Electronic – Offsetting a differential amplifier to remove the need for a dual supply

adccontrol systemdc-offsetdifferentialoperational-amplifier

I'm developing two similar circuits that will enable me to differentiate the X and Y coordinates from a segmented photo-diode (Four segments). These coordinates will be dependent upon the position of a laser spot falling onto the surface of the segmented photo-diode. I hope to obtain a value between (0-5V) for X and (0-5V) for Y.

Quadrant Photodiode

The circuit I based my design upon used a dual supply (+5/-5V). In my application I am using a micro-controller with a 5V rail. The design would also benefit from a single supply if the output was a value between 0 and 5V as it would be compatible with micro-controller's ADC input range. I would therefore like to run the circuit from a single supply and use a rail-to-rail op-amp to to remove the need for extra circuitry.

I've tried a few different simulations where I've attempted to offset the output by 2.5V using a simple voltage divider, but the results are not what I expected.

Simulation

Can somebody explain to me why the result is this way and what I can do to obtain a 2.5V output when inputs (A, B, C and D) are 0V.

Best Answer

If you connect A, B, C and D to ground (through the four voltage sources), you're putting R3 and R4 in parallel, and also R5, R6 and R9. You end up with a noninverting amplifier with a gain of 3 (defined by R1, R3 and R4) being fed by a voltage of 5V / 4 = 1.25V (defined by R5, R6, R8 and R9). So naturally, the output voltage is 3.75V, more or less.

But to answer the question about what you should be doing will require more information about what you're trying to accomplish. Are you trying to come up with a single output that indicates how far "off center" the laser spot is on the 4-quadrant detector?

Why are you modeling the photodiodes as voltage sources in the first place? Current sources would make much more sense.


A normal difference amplifier for voltages looks like this:

schematic

simulate this circuit – Schematic created using CircuitLab

Vref sets the output voltage for a "zero difference" input. In order to work correctly, R1 = R2 and R3 = R4.

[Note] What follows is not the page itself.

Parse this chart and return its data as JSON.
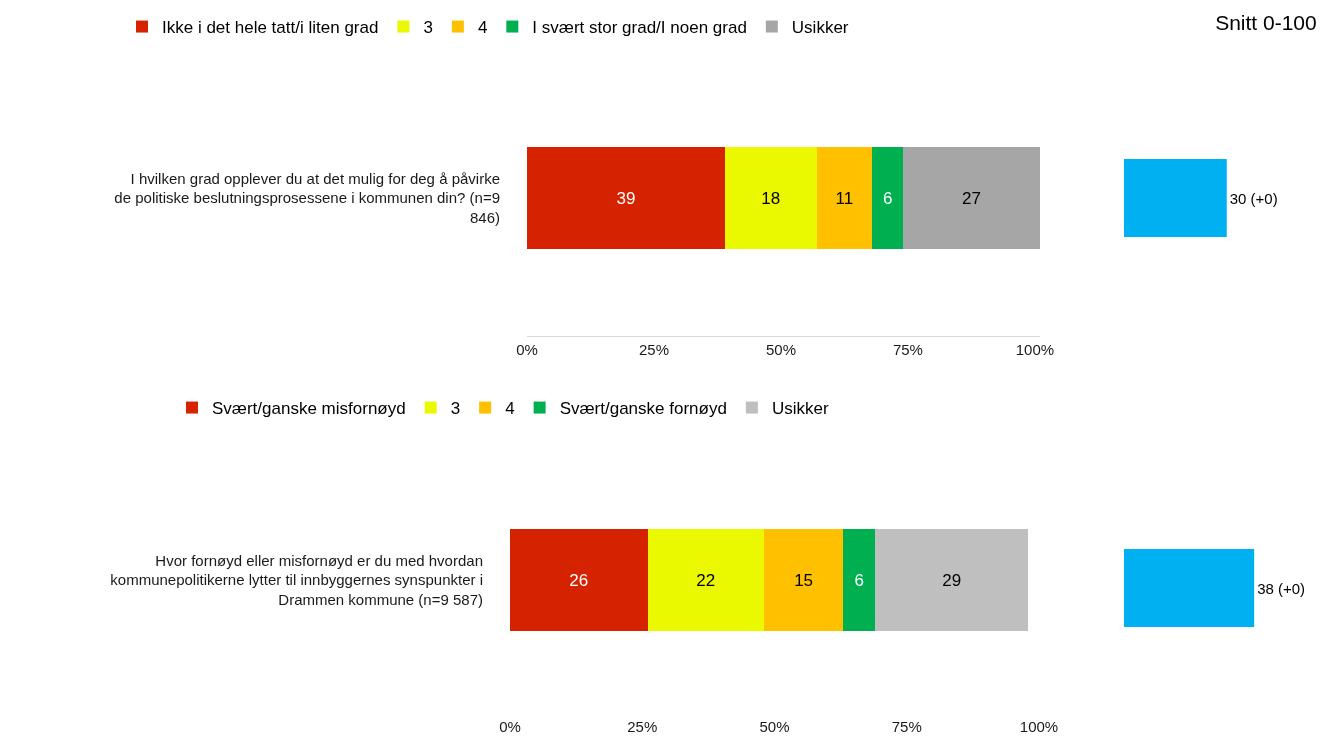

Note that the components in the dashed box on the left are the Thevenin equivalent of the components in the box on the right — which is what it appears you were trying to do with your R8 and R9.


Hmm. After rereading the question and its comments, I think I see what you're doing. You're trying to combine the outputs of all four diodes to determine, say, the up/down position of the laser spot, and the same circuit with a different combination of inputs to determine left/right. (So your fundamental error was that your R1 should be 10k rather than 20k. Do you see why?)

It would be much simpler to just rotate the sensor by 45° and use, for example, A and C only for up/down and B and D only for left/right.